Samuel Johnson

Richard Cumberland, in Retrospection, a Poem (1811) 20-22.

Conscious of all the peril I incur,
I must now leave my cause to future time,
And rest in humble hope, that what I've said
Posterity will sanction. Sixty years
I've worn the livery of the true-born Muse;
She is my rightful mistress; her I serve:
Witches and goblins must be chas'd away,
And truth and nature and the genuine taste
For classic purity must be restor'd,
Ere men shall listen to the measur'd strains
Of her melodious heav'n-strung harp again.
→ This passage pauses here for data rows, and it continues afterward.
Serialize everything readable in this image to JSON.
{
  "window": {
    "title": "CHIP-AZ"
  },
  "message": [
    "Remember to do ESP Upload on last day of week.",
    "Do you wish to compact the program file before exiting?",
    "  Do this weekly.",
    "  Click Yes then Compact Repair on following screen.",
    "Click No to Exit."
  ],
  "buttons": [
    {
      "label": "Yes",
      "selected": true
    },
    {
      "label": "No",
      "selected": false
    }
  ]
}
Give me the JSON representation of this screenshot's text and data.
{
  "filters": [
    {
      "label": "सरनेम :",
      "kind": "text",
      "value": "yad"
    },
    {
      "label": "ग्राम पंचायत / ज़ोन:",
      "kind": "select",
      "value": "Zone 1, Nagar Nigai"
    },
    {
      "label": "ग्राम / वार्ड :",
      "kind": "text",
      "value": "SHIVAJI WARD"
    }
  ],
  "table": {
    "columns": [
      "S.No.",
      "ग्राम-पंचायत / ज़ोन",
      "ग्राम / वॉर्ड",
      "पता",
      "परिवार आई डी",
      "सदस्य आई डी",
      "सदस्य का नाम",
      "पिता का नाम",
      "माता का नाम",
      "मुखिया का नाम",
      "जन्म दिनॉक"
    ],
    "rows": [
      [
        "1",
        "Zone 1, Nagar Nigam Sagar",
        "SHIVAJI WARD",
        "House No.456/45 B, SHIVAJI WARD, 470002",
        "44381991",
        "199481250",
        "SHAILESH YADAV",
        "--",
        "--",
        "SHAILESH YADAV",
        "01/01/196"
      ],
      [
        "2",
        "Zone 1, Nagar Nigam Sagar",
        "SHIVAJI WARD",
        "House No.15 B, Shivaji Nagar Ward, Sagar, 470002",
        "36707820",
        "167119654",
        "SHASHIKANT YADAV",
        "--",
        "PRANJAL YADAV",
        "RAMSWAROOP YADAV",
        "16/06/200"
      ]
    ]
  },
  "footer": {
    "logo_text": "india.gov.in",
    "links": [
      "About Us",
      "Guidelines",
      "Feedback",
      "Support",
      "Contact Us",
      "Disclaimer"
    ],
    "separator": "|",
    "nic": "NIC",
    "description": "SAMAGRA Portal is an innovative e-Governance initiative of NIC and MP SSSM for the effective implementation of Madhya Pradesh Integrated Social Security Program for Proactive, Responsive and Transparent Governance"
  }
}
But what is all this vision, and with whom
Do I converse? — With shadows. They are gone;
They vanish — I am left to pass my days
With a new generation, far remov'd
From these, whom in my fancy I beheld.
Yes, ye departed Worthies, I have mourn'd
For all, and some have follow'd to the grave.
When Garrick was surrender'd to the dust
I stood by Johnson, and beheld the tears
Roll down his reverend cheeks; and oh! beware,
All ye who knew him not, how ye decide
Upon a heart with charity replete
And human kindness, tho' with brow austere
And stern rebuke sometimes he would reprove
The vanities and vices of mankind:
'Twas such the champion of the truth should be,
And such he was. The world hath ample cause
To prize his virtues and to mourn his loss.
His piety was humble; from his heart
The pray'r went up in silence, or at most
Scarce murmur'd on his lips: 'Twas so I deem
The lowly Publican address'd his God.

But other tones and other teachers now
Are coming into use: we are so wise,
That wisdom cannot mend us; we must run
To dunces for instruction, as we do
To mountebanks for med'cine. Nothing serves
To elevate our souls so high tow'rds Hea'n
As nonsense and bad English, bellow'd forth
With lungs stentorian and uplifted arms,
Not quite like Raphael's painting of St. Paul;
Yet less unlike than in their preaching they
To that inspir'd Apostle, or the mob,
That hears them, to Athenians — Each to each
Is fitted: so they teach, and we are taught.